After the planes, a boy we all called Mac the Kid scooted round the concrete blocks and went as far as Monkton and back on his dirt bike. He never wore a helmet, just a backwards cap done up two further than the tightest ring because his head was so small, and when he came back, he said he’d seen what the sites had been building.
There was a group around him. Davey pushed into it.
‘It’s big boy, mate,’ Mac told us. ‘Three of you,’ he said to Davey. ‘Fuckin’ eight of me.’
‘You’re a madman,’ Davey replied. ‘What if they’d had guns still?’
‘I kept my distance,’ Mac said. ‘Snuck up, stayed far. Kind of like that spy way,’ he said. ‘But it wasn’t even that what made it weird.’ He made this sound, like the back of his throat was itchy and he was trying to scratch it. ‘Do you know if they had them dig? Our boys down there? Do you know if they made them dig much?’
Because on our side of the wall, Mac said, it had been dug out. It was muddy, but more than that, it was deep. All along the wall, and that the water was only going to get deeper. He’d gone at low tide. I thought about what that boy Kent had said about the sites. That it was grunt work; foundations, a reservoir.

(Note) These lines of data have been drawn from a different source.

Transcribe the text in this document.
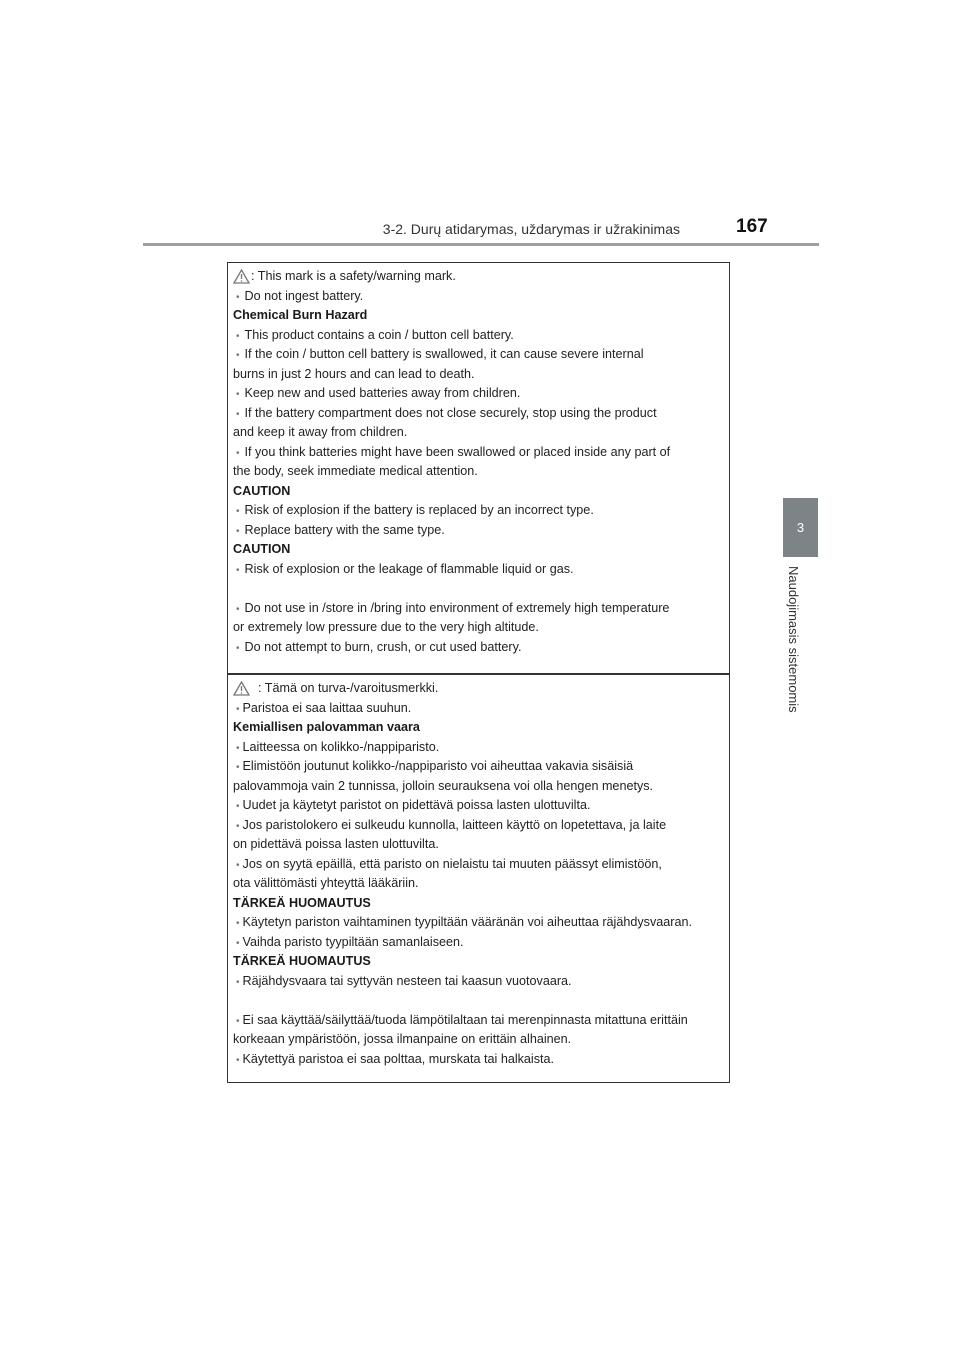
3-2. Durų atidarymas, uždarymas ir užrakinimas	167
3
Naudojimasis sistemomis
: This mark is a safety/warning mark.
• Do not ingest battery.
Chemical Burn Hazard
• This product contains a coin / button cell battery.
• If the coin / button cell battery is swallowed, it can cause severe internal
burns in just 2 hours and can lead to death.
• Keep new and used batteries away from children.
• If the battery compartment does not close securely, stop using the product
and keep it away from children.
• If you think batteries might have been swallowed or placed inside any part of
the body, seek immediate medical attention.
CAUTION
• Risk of explosion if the battery is replaced by an incorrect type.
• Replace battery with the same type.
CAUTION
• Risk of explosion or the leakage of flammable liquid or gas.
• Do not use in /store in /bring into environment of extremely high temperature
or extremely low pressure due to the very high altitude.
• Do not attempt to burn, crush, or cut used battery.
: Tämä on turva-/varoitusmerkki.
• Paristoa ei saa laittaa suuhun.
Kemiallisen palovamman vaara
• Laitteessa on kolikko-/nappiparisto.
• Elimistöön joutunut kolikko-/nappiparisto voi aiheuttaa vakavia sisäisiä
palovammoja vain 2 tunnissa, jolloin seurauksena voi olla hengen menetys.
• Uudet ja käytetyt paristot on pidettävä poissa lasten ulottuvilta.
• Jos paristolokero ei sulkeudu kunnolla, laitteen käyttö on lopetettava, ja laite
on pidettävä poissa lasten ulottuvilta.
• Jos on syytä epäillä, että paristo on nielaistu tai muuten päässyt elimistöön,
ota välittömästi yhteyttä lääkäriin.
TÄRKEÄ HUOMAUTUS
• Käytetyn pariston vaihtaminen tyypiltään vääränän voi aiheuttaa räjähdysvaaran.
• Vaihda paristo tyypiltään samanlaiseen.
TÄRKEÄ HUOMAUTUS
• Räjähdysvaara tai syttyvän nesteen tai kaasun vuotovaara.
• Ei saa käyttää/säilyttää/tuoda lämpötilaltaan tai merenpinnasta mitattuna erittäin
korkeaan ympäristöön, jossa ilmanpaine on erittäin alhainen.
• Käytettyä paristoa ei saa polttaa, murskata tai halkaista.
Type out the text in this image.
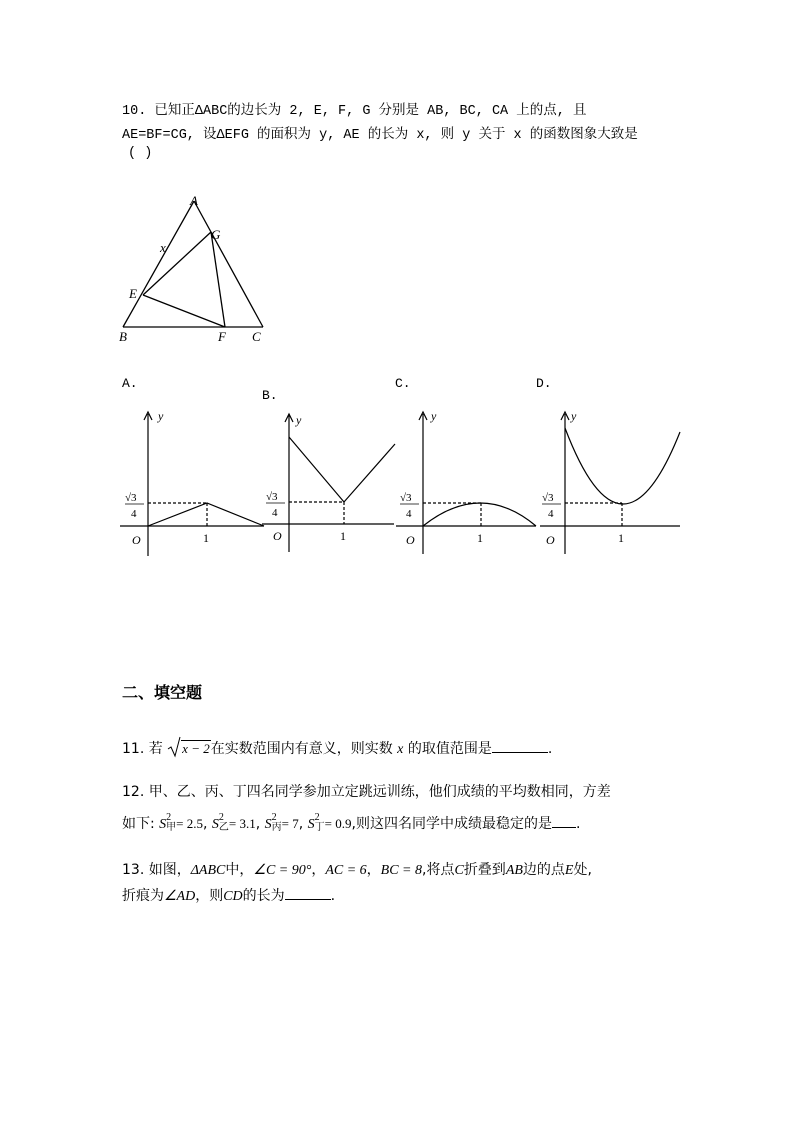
10. 已知正ΔABC的边长为 2, E, F, G 分别是 AB, BC, CA 上的点, 且
AE=BF=CG, 设ΔEFG 的面积为 y, AE 的长为 x, 则 y 关于 x 的函数图象大致是
( )
A
B	C
E
F
G
x
A.
B.
C.	D.
y
O	1
√3
4
y
O	1
√3
4
y
O	1
√3
4
y
O	1
√3
4
二、填空题
11. 若 x − 2在实数范围内有意义，则实数 x 的取值范围是	.
12. 甲、乙、丙、丁四名同学参加立定跳远训练，他们成绩的平均数相同，方差
如下: S 2
甲 = 2.5, S 2
乙 = 3.1, S 2
丙 = 7, S 2
丁 = 0.9,则这四名同学中成绩最稳定的是 .
13. 如图，ΔABC中，∠C = 90°，AC = 6，BC = 8,将点C折叠到AB边的点E处,
折痕为∠AD，则CD的长为	.
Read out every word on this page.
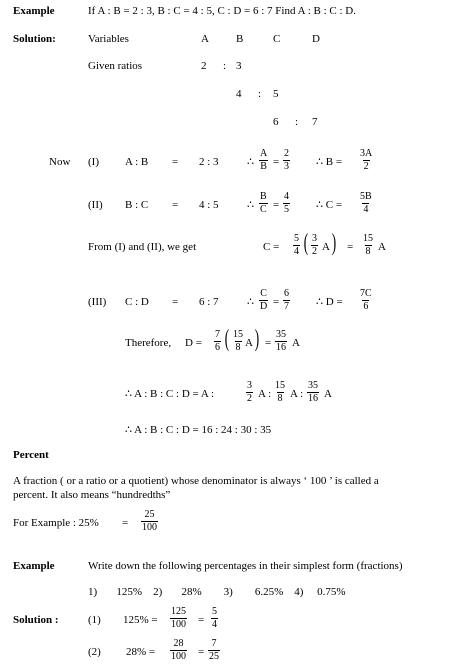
Example	If A : B = 2 : 3, B : C = 4 : 5, C : D = 6 : 7 Find A : B : C : D.
Solution:	Variables	A B	C	D
Given ratios	2 : 3
4 : 5
6 : 7
Now (I) A : B = 2 : 3	∴ $\frac{A}{B} = \frac{2}{3}$ ∴ $B = \frac{3A}{2}$
(II) B : C = 4 : 5	∴ $\frac{B}{C} = \frac{4}{5}$ ∴ $C = \frac{5B}{4}$
From (I) and (II), we get	$C = \frac{5}{4}$ ( $\frac{3}{2}$ A ) = $\frac{15}{8}$ A
(III) C : D = 6 : 7	∴ $\frac{C}{D} = \frac{6}{7}$ ∴ $D = \frac{7C}{6}$
Therefore, $D = \frac{7}{6}$ ( $\frac{15}{8}$ A ) = $\frac{35}{16}$ A
∴ A : B : C : D = A :	$\frac{3}{2}$ A : $\frac{15}{8}$ A : $\frac{35}{16}$ A
∴ A : B : C : D = 16 : 24 : 30 : 35
Percent
A fraction ( or a ratio or a quotient) whose denominator is always ‘ 100 ’ is called a
percent. It also means “hundredths”
For Example : $25\% = \frac{25}{100}$
Example	Write down the following percentages in their simplest form (fractions)
1)       125%    2)       28%        3)        6.25%    4)     0.75%
Solution :	(1) $125\% = \frac{125}{100} = \frac{5}{4}$
(2) $28\% = \frac{28}{100} = \frac{7}{25}$
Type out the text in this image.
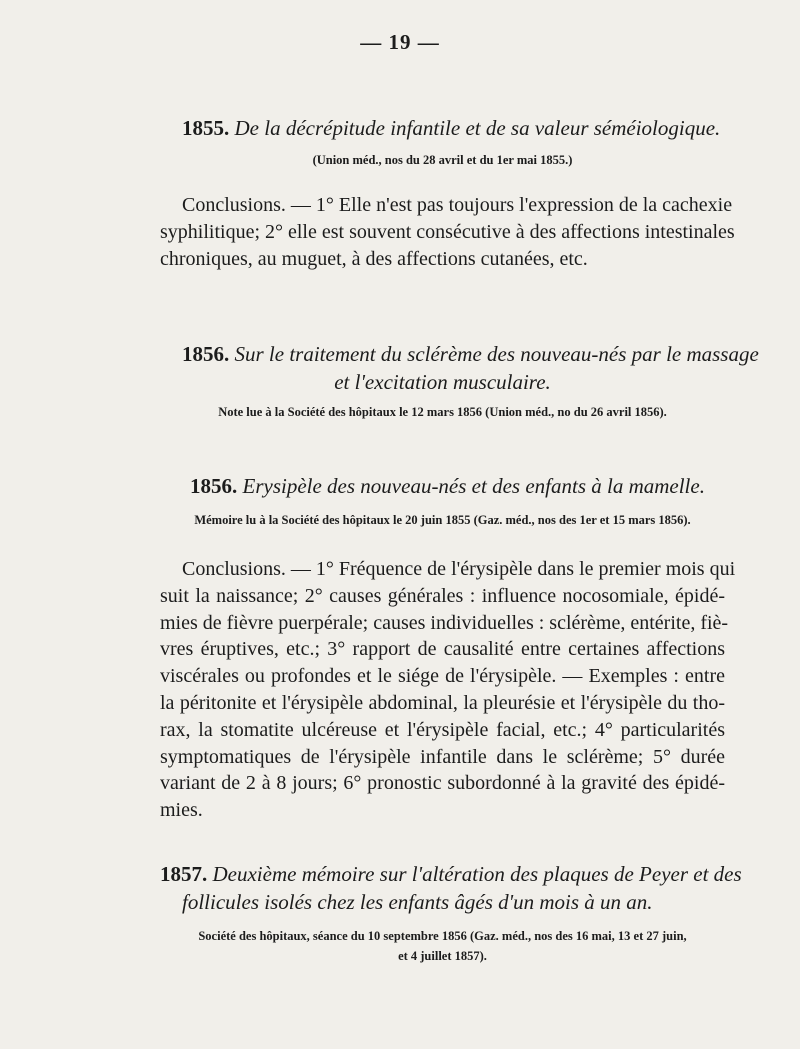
— 19 —
1855. De la décrépitude infantile et de sa valeur séméiologique.
(Union méd., nos du 28 avril et du 1er mai 1855.)
Conclusions. — 1° Elle n'est pas toujours l'expression de la cachexie
syphilitique; 2° elle est souvent consécutive à des affections intestinales
chroniques, au muguet, à des affections cutanées, etc.
1856. Sur le traitement du sclérème des nouveau-nés par le massage
et l'excitation musculaire.
Note lue à la Société des hôpitaux le 12 mars 1856 (Union méd., no du 26 avril 1856).
1856. Erysipèle des nouveau-nés et des enfants à la mamelle.
Mémoire lu à la Société des hôpitaux le 20 juin 1855 (Gaz. méd., nos des 1er et 15 mars 1856).
Conclusions. — 1° Fréquence de l'érysipèle dans le premier mois qui
suit la naissance; 2° causes générales : influence nocosomiale, épidé-
mies de fièvre puerpérale; causes individuelles : sclérème, entérite, fiè-
vres éruptives, etc.; 3° rapport de causalité entre certaines affections
viscérales ou profondes et le siége de l'érysipèle. — Exemples : entre
la péritonite et l'érysipèle abdominal, la pleurésie et l'érysipèle du tho-
rax, la stomatite ulcéreuse et l'érysipèle facial, etc.; 4° particularités
symptomatiques de l'érysipèle infantile dans le sclérème; 5° durée
variant de 2 à 8 jours; 6° pronostic subordonné à la gravité des épidé-
mies.
1857. Deuxième mémoire sur l'altération des plaques de Peyer et des
follicules isolés chez les enfants âgés d'un mois à un an.
Société des hôpitaux, séance du 10 septembre 1856 (Gaz. méd., nos des 16 mai, 13 et 27 juin,
et 4 juillet 1857).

‘That’s mad,’ Davey said, as we walked away. ‘That’s fucking mad. I knew it, though.’
‘Knew what?’
‘What I drew in the sand.’
‘The skull thing?’
‘It’s not a skull thing. It’s us. Here,’ Davey said. ‘What we’ll be here.’
I looked at him. Dead was what I thought.
‘Think about it,’ he said. ‘It isn’t just a wall.’
‘Sea wall,’ I said. ‘Sea protections.’
‘Well, whatever you call it. It’s not just a wall.’ He looked at me. ‘They’ve made a channel. They’ve dug the channel back.’
‘What channel?’
‘Don’t you remember history?’ he said. ‘Roman days. Isle of Thanet.’ He threw a pebble in the air and kicked it like it was a football. ‘It’s an island. We’re going to be an island again.’